White dinnerware preferred

Apilco's Tuileries dishes. MUST CREDIT: Williams-Sonoma.
Apilco's Tuileries dishes. MUST CREDIT: Williams-Sonoma.

It's entertaining season, and maybe you're hosting Thanksgiving for the first time. Or maybe you're getting married and merging households. Whether planning a dinner or planning for the future, you're going to need dinnerware. And experts agree: Choose white.

Interior designers, cookbook authors, food stylists and home design bloggers choose white dishes because of their timelessness and versatility. "White is the perfect option because it always looks fresh, and it's so easy to add to or update, or keep it fancy or make it everyday, because you can go every direction and it's never off-putting to anyone," says Michel Smith Boyd, an interior designer in Atlanta and one of this year's style spotters for High Point Market, a home furnishings and design event. "You can add personality with bread plates, glasses, a charger. If you have a basic set of white, it will take you so far."

Just as there are many shades of white, there are also many different types of white dinnerware, so we asked tastemakers for their advice and recommendations.

"I'm obsessed," says Boyd about Crate & Barrel's stackable porcelain Loganbowls ($44.95 for eight, crateandbarrel.com). "What I look for more than anything for daily use is something sturdy that will mix with what I already own. These bowls stack, with an almost-three-inch rim... They're kind of contemporary."

Pieces of the Logan collection are sold individually or in sets of eight (eight dinner plates, for example), and eight four-piece place settings would run $179.80. To set a trendy table this season, Boyd says to think about white dinnerware mixed with two other elements: Muted neutral pottery and wooden serving spoons or, if you lean modern, black cloth napkins and accent dishes in a primary color.

Nik Sharma, food blogger, food columnist for the San Francisco Chronicle and author of the cookbook Season: Big Flavors, Beautiful Food, loves color in his food, not in his dinnerware. "I like color, especially in vegetables and salads. Sometimes ingredients like balsamic vinegar are so dark, and then when you put them on a dark plate, you can't see them. I like to see them," he says. He likes a warmer white for entertaining, and uses the stoneware textured dinnerware set from West Elm often ($129 for four place settings of dinner plates, salad plates, bowls and mugs, westelm.com). Each type of dish from the set is also sold in sets of four; dip bowls are also available.

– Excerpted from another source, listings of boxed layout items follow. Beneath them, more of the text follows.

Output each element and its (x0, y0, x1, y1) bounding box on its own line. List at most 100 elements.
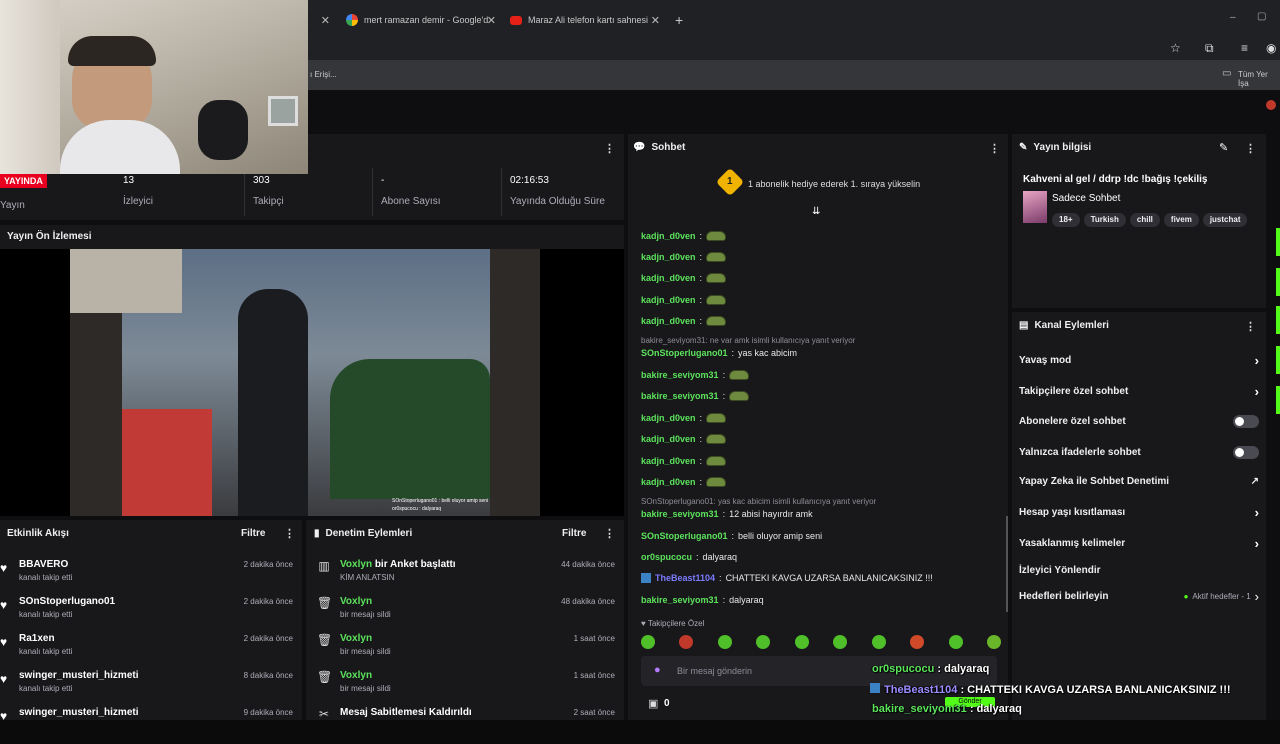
moderation-user[interactable]: Voxlyn (340, 670, 372, 681)
divider (372, 168, 373, 216)
age-limit-row[interactable]: Hesap yaşı kısıtlaması › (1019, 505, 1259, 520)
chat-username[interactable]: kadjn_d0ven (641, 413, 696, 423)
tab-close-icon[interactable]: ✕ (487, 14, 496, 27)
bookmark-item[interactable]: ı Erişi... (310, 70, 337, 79)
chat-more-icon[interactable]: ⋮ (989, 142, 1000, 155)
slow-mode-row[interactable]: Yavaş mod › (1019, 353, 1259, 368)
profile-icon[interactable]: ◉ (1266, 41, 1276, 55)
activity-item[interactable]: ♥ BBAVERO kanalı takip etti 2 dakika önce (0, 559, 300, 596)
emote-icon[interactable] (717, 635, 732, 649)
activity-item[interactable]: ♥ SOnStoperlugano01 kanalı takip etti 2 dak… (0, 596, 300, 633)
ai-mod-row[interactable]: Yapay Zeka ile Sohbet Denetimi ↗ (1019, 476, 1259, 487)
stream-tag[interactable]: Turkish (1083, 213, 1126, 227)
chat-username[interactable]: kadjn_d0ven (641, 252, 696, 262)
emote-icon[interactable] (756, 635, 771, 649)
overlay-text: : CHATTEKI KAVGA UZARSA BANLANICAKSINIZ … (957, 684, 1231, 696)
emote-icon[interactable] (833, 635, 848, 649)
chat-username[interactable]: bakire_seviyom31 (641, 391, 719, 401)
trash-icon: 🗑 (317, 670, 333, 684)
stream-tag[interactable]: fivem (1163, 213, 1199, 227)
emote-icon[interactable] (641, 635, 655, 649)
preview-player[interactable]: SOnStoperlugano01 : belli oluyor amip se… (0, 249, 624, 516)
activity-user[interactable]: BBAVERO (19, 559, 68, 570)
stats-more-icon[interactable]: ⋮ (604, 142, 615, 155)
star-icon[interactable]: ☆ (1170, 41, 1181, 55)
chat-username[interactable]: bakire_seviyom31 (641, 509, 719, 519)
chat-username[interactable]: kadjn_d0ven (641, 316, 696, 326)
media-icon[interactable]: ≡ (1241, 41, 1248, 55)
moderation-item[interactable]: ▥ Voxlyn bir Anket başlattı KİM ANLATSIN 44… (313, 559, 615, 596)
chat-username[interactable]: kadjn_d0ven (641, 231, 696, 241)
uptime-value: 02:16:53 (510, 175, 549, 186)
chat-username[interactable]: kadjn_d0ven (641, 273, 696, 283)
emote-icon[interactable] (910, 635, 925, 649)
moderation-more-icon[interactable]: ⋮ (604, 527, 615, 540)
activity-item[interactable]: ♥ swinger_musteri_hizmeti 9 dakika önce (0, 707, 300, 744)
all-bookmarks[interactable]: Tüm Yer İşa (1238, 70, 1280, 88)
emote-chat-toggle[interactable] (1233, 446, 1259, 459)
emote-icon[interactable] (986, 635, 1001, 649)
chat-username[interactable]: SOnStoperlugano01 (641, 348, 728, 358)
viewer-redirect-row[interactable]: İzleyici Yönlendir (1019, 565, 1259, 576)
activity-user[interactable]: swinger_musteri_hizmeti (19, 707, 138, 718)
tab-close-prev[interactable]: ✕ (318, 8, 330, 32)
channel-actions-more-icon[interactable]: ⋮ (1245, 320, 1256, 333)
stream-tag[interactable]: justchat (1202, 213, 1248, 227)
set-goals-row[interactable]: Hedefleri belirleyin ● Aktif hedefler - 1 › (1019, 589, 1259, 604)
mic-icon[interactable]: ● (654, 664, 661, 676)
stream-tag[interactable]: chill (1129, 213, 1160, 227)
chat-username[interactable]: kadjn_d0ven (641, 295, 696, 305)
chat-username[interactable]: kadjn_d0ven (641, 434, 696, 444)
heart-icon: ♥ (0, 561, 8, 575)
chat-message: SOnStoperlugano01: yas kac abicim (641, 348, 797, 358)
banned-words-row[interactable]: Yasaklanmış kelimeler › (1019, 536, 1259, 551)
points-icon[interactable]: ▣ (648, 697, 658, 710)
extensions-icon[interactable]: ⧉ (1205, 41, 1214, 56)
activity-user[interactable]: Ra1xen (19, 633, 55, 644)
moderation-item[interactable]: ✂ Mesaj Sabitlemesi Kaldırıldı 2 saat önce (313, 707, 615, 744)
chat-scrollbar[interactable] (1006, 516, 1008, 612)
emote-icon[interactable] (794, 635, 809, 649)
moderation-user[interactable]: Voxlyn (340, 633, 372, 644)
activity-item[interactable]: ♥ swinger_musteri_hizmeti kanalı takip ett… (0, 670, 300, 707)
minimize-icon[interactable]: – (1230, 12, 1236, 23)
scroll-down-icon[interactable]: ⇊ (812, 206, 820, 217)
subs-chat-toggle[interactable] (1233, 415, 1259, 428)
stream-tag[interactable]: 18+ (1052, 213, 1080, 227)
chat-username[interactable]: SOnStoperlugano01 (641, 531, 728, 541)
activity-user[interactable]: swinger_musteri_hizmeti (19, 670, 138, 681)
chat-username[interactable]: kadjn_d0ven (641, 456, 696, 466)
tab-youtube[interactable]: Maraz Ali telefon kartı sahnesi ✕ (510, 8, 660, 32)
chat-colon: : (699, 434, 703, 444)
category-thumbnail[interactable] (1023, 191, 1047, 223)
activity-item[interactable]: ♥ Ra1xen kanalı takip etti 2 dakika önce (0, 633, 300, 670)
activity-more-icon[interactable]: ⋮ (284, 527, 295, 540)
tab-close-icon[interactable]: ✕ (651, 14, 660, 27)
edit-icon[interactable]: ✎ (1219, 141, 1228, 154)
emote-icon[interactable] (679, 635, 694, 649)
activity-filter-button[interactable]: Filtre (241, 528, 265, 539)
chat-username[interactable]: bakire_seviyom31 (641, 370, 719, 380)
stream-info-more-icon[interactable]: ⋮ (1245, 142, 1256, 155)
youtube-icon (510, 15, 522, 25)
chat-username[interactable]: TheBeast1104 (655, 573, 715, 583)
chat-username[interactable]: bakire_seviyom31 (641, 595, 719, 605)
activity-user[interactable]: SOnStoperlugano01 (19, 596, 115, 607)
emote-icon[interactable] (871, 635, 886, 649)
emote-icon[interactable] (948, 635, 963, 649)
followers-chat-row[interactable]: Takipçilere özel sohbet › (1019, 384, 1259, 399)
activity-time: 9 dakika önce (243, 708, 293, 717)
maximize-icon[interactable]: ▢ (1257, 11, 1266, 22)
moderation-user[interactable]: Voxlyn (340, 559, 372, 570)
moderation-item[interactable]: 🗑 Voxlyn bir mesajı sildi 1 saat önce (313, 670, 615, 707)
moderation-item[interactable]: 🗑 Voxlyn bir mesajı sildi 1 saat önce (313, 633, 615, 670)
moderation-item[interactable]: 🗑 Voxlyn bir mesajı sildi 48 dakika önce (313, 596, 615, 633)
new-tab-button[interactable]: + (675, 8, 689, 32)
chat-username[interactable]: kadjn_d0ven (641, 477, 696, 487)
moderation-user[interactable]: Voxlyn (340, 596, 372, 607)
overlay-user: TheBeast1104 (884, 684, 958, 696)
category-name[interactable]: Sadece Sohbet (1052, 193, 1120, 204)
chat-username[interactable]: or0spucocu (641, 552, 692, 562)
moderation-filter-button[interactable]: Filtre (562, 528, 586, 539)
tab-google[interactable]: mert ramazan demir - Google'd ✕ (346, 8, 496, 32)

To Myquillyn Smith, advocate for "cozy minimalism," white is the obvious choice for dishware. It can be dressed down for everyday use and dressed up for dinner parties, just like a great pair of jeans. "I want a simplified collection of dishes that stack easily, look great together and take a beating from our family," she says, recommending the Avesta stoneware from Project 62 ($19.99 for four three-piece place settings of dinner plates, salad plates and bowls, target.com). As the North Carolina blogger writes in her new book, "Cozy Minimalist Home: More Style, Less Stuff," "the home exists to serve the people and not the other way around."

Apilco's Tuileries dishes will "last a lifetime," says Katie Jacobs, an entertaining expert from Nashville, Tenn., and author of So Much to Celebrate: Entertaining the Ones You Love the Whole Year. "They'll never scratch. They're restaurant-grade." ($383.80 for four place settings of dinner plates, salad plates, soup plates, cups and saucers, williams-sonoma.com). For holidays, she'd pair them with a paper tablecloth, a big bowl of Christmas ornaments and a handmade place card, "an additional touch that makes your guest feel special." Some pieces are also sold individually and in sets of four.

Newlyweds Elyse Maguire and her husband had a shortlist when they registered for china: It must be dishwasher-safe, slightly edgy and fancy enough for dinner parties. Together, they agreed on Spin Ceramics' reinforced white bone china in the Free Loop pattern ($135 for one dinner plate, one salad plate, one soup bowl, one cup and one saucer). "They are very simple but have an organic, asymmetrical design," says the Parsons School of Design graduate and textile designer who founded a knitwear company on Cape Cod. "They make an elegant place setting for dinner parties but they're still practical enough to use every day."